Erin Gleeson, at home

(1 of 15)

“This was originally a watercolor painting on paper that I had turned into fabric. Now it’s displayed on a pillow in my son Ezra’s room.”

(2 of 15)

“Lately I’ve been making clothes and furniture with my art printed on them. This dress is patterned after the end pages of my book, made through a site called Print All Over Me.”

(3 of 15)

“I’m a scotch drinker. This vintage scotch dispenser is nonfunctioning, but it looks great on the bar cart.”

(4 of 15)

“I traveled through the Gujarat region in India, an area known for its textiles. Each town specializes in a different kind of beautiful tapestry, whether hand dyed or covered in beads and mirrors.”

(5 of 15)

“I started taking watercolor classes when I was five years old. Pelikan’s paint blocks have the best texture and most vibrant colors. I always use up the orange, red, and yellow the quickest.”

(6 of 15)

“My husband’s parents gave me this original first edition of The Moosewood Cookbook. Mollie Katzen incorporates hand-drawn illustrations and handwriting in her recipes, like I do.”

(7 of 15)

“My mom bought this tray in the ’60s on a trip to Florence. Between my first two cookbooks, I’ve acquired more than 100 dishes. I get a lot of them at the Woodside Church rummage sale, a great source for inexpensive antiques.”

(8 of 15)

“I helped the photographer Charles Traub with an archiving project when I was in grad school, and he gave me this print as a thank-you.”

(9 of 15)

“My parents have been collecting these blue mason jars since the ’70s and gave them to me a few years ago to use in my photo shoots.”

(10 of 15)

“This shell necklace was left behind by a previous tenant in my very first New York apartment, draped over a carved wooden statue of a woman. When we all moved out, I snagged her necklace.”

(11 of 15)

“I’ve recently gotten into shibori dying, making all kinds of pillows and curtains. I’m slowly turning my lawn blue.”

(12 of 15)

”My favorite plate is from a small Jewish museum that was built inside a woman’s house in Granada, Spain. It’s hand painted with a pomegranate.”

(13 of 15)

“I’m obsessed with fruit trees in general—probably the result of growing up on an apple orchard. We have a little Meyer lemon tree and a clementine tree that I often use in photo shoots.”

(14 of 15)

“My uncle, Rick Stich, is a professional painter and has always been an inspiration. He gave us this painting for our wedding. The beach pictured is in Santa Barbara, where I went to school for undergrad. It’s my favorite place on earth.”

(15 of 15)

Erin Gleeson grew up on a Sebastopol apple farm, sandwiched between a goat ranch and a hippie commune. So it was an apt return to her scrappy roots when, after nine years of living in New York and photographing for the New York Times and the James Beard Foundation, she decamped with her fiancé to a forested Woodside home in 2011. “Moving from urban Brooklyn to this rural little cabin was so bizarre,” she recalls. “But this place has shaped my work in a totally new way.”

Adrift in her newfound idyll, Gleeson signed up for a CSA box and started experimenting in the kitchen.
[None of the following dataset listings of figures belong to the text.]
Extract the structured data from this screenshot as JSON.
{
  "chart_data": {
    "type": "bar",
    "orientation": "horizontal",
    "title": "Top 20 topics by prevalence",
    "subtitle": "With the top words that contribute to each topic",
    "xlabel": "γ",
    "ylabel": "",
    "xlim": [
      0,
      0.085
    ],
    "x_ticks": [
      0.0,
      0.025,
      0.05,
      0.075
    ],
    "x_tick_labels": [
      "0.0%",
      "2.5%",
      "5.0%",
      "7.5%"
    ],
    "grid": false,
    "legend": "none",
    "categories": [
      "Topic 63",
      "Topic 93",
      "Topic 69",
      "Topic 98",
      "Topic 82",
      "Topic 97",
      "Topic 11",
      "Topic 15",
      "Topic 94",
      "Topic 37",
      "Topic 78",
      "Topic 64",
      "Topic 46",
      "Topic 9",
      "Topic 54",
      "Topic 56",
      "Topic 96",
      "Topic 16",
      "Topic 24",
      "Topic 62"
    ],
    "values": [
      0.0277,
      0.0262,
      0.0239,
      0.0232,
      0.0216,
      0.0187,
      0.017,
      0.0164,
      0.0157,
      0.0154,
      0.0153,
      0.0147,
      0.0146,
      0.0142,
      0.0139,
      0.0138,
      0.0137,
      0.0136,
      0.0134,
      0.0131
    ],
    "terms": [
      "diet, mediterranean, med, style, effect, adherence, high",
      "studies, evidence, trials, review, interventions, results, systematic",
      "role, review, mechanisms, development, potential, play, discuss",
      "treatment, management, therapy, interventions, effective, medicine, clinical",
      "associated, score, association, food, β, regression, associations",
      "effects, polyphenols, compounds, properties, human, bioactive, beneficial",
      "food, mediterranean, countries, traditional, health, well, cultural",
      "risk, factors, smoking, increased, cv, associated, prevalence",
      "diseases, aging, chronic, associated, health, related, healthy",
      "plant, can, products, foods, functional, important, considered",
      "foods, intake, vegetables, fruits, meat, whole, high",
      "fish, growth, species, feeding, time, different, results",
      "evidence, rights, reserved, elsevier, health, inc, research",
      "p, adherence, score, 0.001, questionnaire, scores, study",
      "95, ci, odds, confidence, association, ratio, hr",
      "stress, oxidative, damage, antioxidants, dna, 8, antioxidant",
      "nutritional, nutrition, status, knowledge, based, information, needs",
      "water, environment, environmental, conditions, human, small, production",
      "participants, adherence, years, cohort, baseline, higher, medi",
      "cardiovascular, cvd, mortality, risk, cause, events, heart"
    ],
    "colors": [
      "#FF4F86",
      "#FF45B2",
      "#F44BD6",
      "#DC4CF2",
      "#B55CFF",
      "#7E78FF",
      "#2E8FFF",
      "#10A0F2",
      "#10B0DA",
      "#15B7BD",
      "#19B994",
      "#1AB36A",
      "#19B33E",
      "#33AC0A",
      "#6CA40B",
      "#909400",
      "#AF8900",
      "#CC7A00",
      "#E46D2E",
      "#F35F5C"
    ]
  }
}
She launched a blog, The Forest Feast, to chronicle her culinary whims through photos, illustrations, and handwritten text. “I try to make really simple, tasty food that looks pretty on a plate,” she says. “People tell me that I make them look good at cocktail parties.” A majority of her dishes require fewer than five ingredients.

In 2014, Gleeson’s blog turned book, The Forest Feast, became a New York Times bestseller, lending the cabin dweller unexpected notoriety. This month she’s releasing The Forest Feast for Kids, a colorful guide to cooking with fruits and vegetables, and in September, she’ll follow up with The Forest Feast Gatherings. We visited the tastemaker at home, where she shared her stash of antique dishware, art, and rummage sale finds.